One of the reasons ships are given descriptors such as “destroyer” and “frigate” is to serve as a heuristic for quick analysis. When told that a ship is a destroyer, one has a rough idea of its capabilities without needing to dig into the specifics. However, it is not possible to make such assumptions with regards to frigates — there are such a diversity of frigate displacements and capabilities that closer examination is essential to get a sense of the role and capabilities of each individual class.
This is far from an ideal state of affairs, but there is no real alternative. Ships are classified by the navies which commission them, and, for the sake of consistency and clarity, everyone uses the given classification. As such, naval enthusiasts and analysts should recognize the diversity of frigates and be vigilant when considering frigate types with which they may not be familiar.
As you said, classifications and nominations of different ship types have changed over time, but the “smaller than a destroyer, but bigger than a corvette”-definition for a frigate always struck me as especially arbitrary and nonsensical.
After all, destroyers started out as “motor torpedo boat destroyers”, a class of ship specifically designed to defend bigger ships from attacks by small speedy motor torpedo boats and the first few generations of destroyers actually weren’t much bigger than the boats they were meant to hunt down and were often even smaller than corvettes.
Over time, destroyers became bigger, obviously, mostly to enable them to escort convoys over long distances, but where this modern common knowledge that they need to be bigger than frigates and corvettes to qualify as a destroyer comes from, baffles me. It seems to me that both in classification and in supposed use, modern destroyers are actually light cruisers.
As you touched on in the first paragraph of the article, the definition of a frigate originally had nothing to do with size. Frigates were basically just battle ships that were not supposed to fight at the front of big battle formations, but were supposed to operate alone or in small groups and do long range patrols and thus favored speed and endurance over toughness and fire power. One could argue that according to the old, original definition, most of the big German WW2 ships, like the Sharnhorst and Gneisenau, or the Deutschland class and in a way even the Bismarck class, were actually frigates.
Long story short, when you hear people say “This frigate is so big, it almost is a destroyer”, that is really weird to someone who has the original definitions for both classes in mind.

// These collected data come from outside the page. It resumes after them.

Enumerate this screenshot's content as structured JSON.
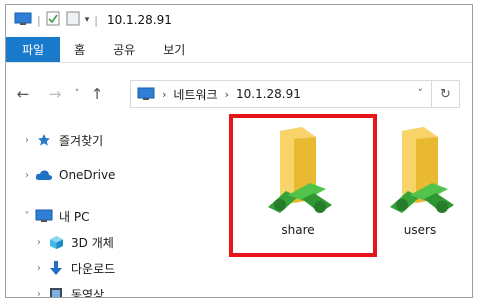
{
  "window": {
    "title": "10.1.28.91",
    "icons": [
      "computer-icon",
      "properties-icon",
      "new-folder-icon",
      "dropdown-icon"
    ]
  },
  "ribbon": {
    "tabs": [
      {
        "label": "파일"
      },
      {
        "label": "홈"
      },
      {
        "label": "공유"
      },
      {
        "label": "보기"
      }
    ]
  },
  "address": {
    "segments": [
      "네트워크",
      "10.1.28.91"
    ]
  },
  "nav": {
    "items": [
      {
        "label": "즐겨찾기",
        "icon": "star-icon",
        "expander": "›"
      },
      {
        "label": "OneDrive",
        "icon": "cloud-icon",
        "expander": "›"
      },
      {
        "label": "내 PC",
        "icon": "computer-icon",
        "expander": "˅"
      },
      {
        "label": "3D 개체",
        "icon": "cube-icon",
        "expander": "›"
      },
      {
        "label": "다운로드",
        "icon": "download-icon",
        "expander": "›"
      },
      {
        "label": "동영상",
        "icon": "video-icon",
        "expander": "›"
      }
    ]
  },
  "content": {
    "items": [
      {
        "label": "share",
        "icon": "shared-folder-icon"
      },
      {
        "label": "users",
        "icon": "shared-folder-icon"
      }
    ]
  },
  "colors": {
    "accent": "#1979ca",
    "highlight": "#e8141c",
    "folder": "#f5c744",
    "network": "#3fae3b"
  }
}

Comparing the Bazan Frigate to the Type 45 Destroyer ignores the fact that the Type 45 is significantly heavier, is 5 knots faster, and has a range of 2k nautical miles more. And then there is the sad loss of the Norwegian Frigate Helge Inqstad which suggests that maybe the design is not as strong as it should be. That later loss is likely to be one of the reasons that the Bazan design was not selected as the basis for the US Navy’s new FFG(X).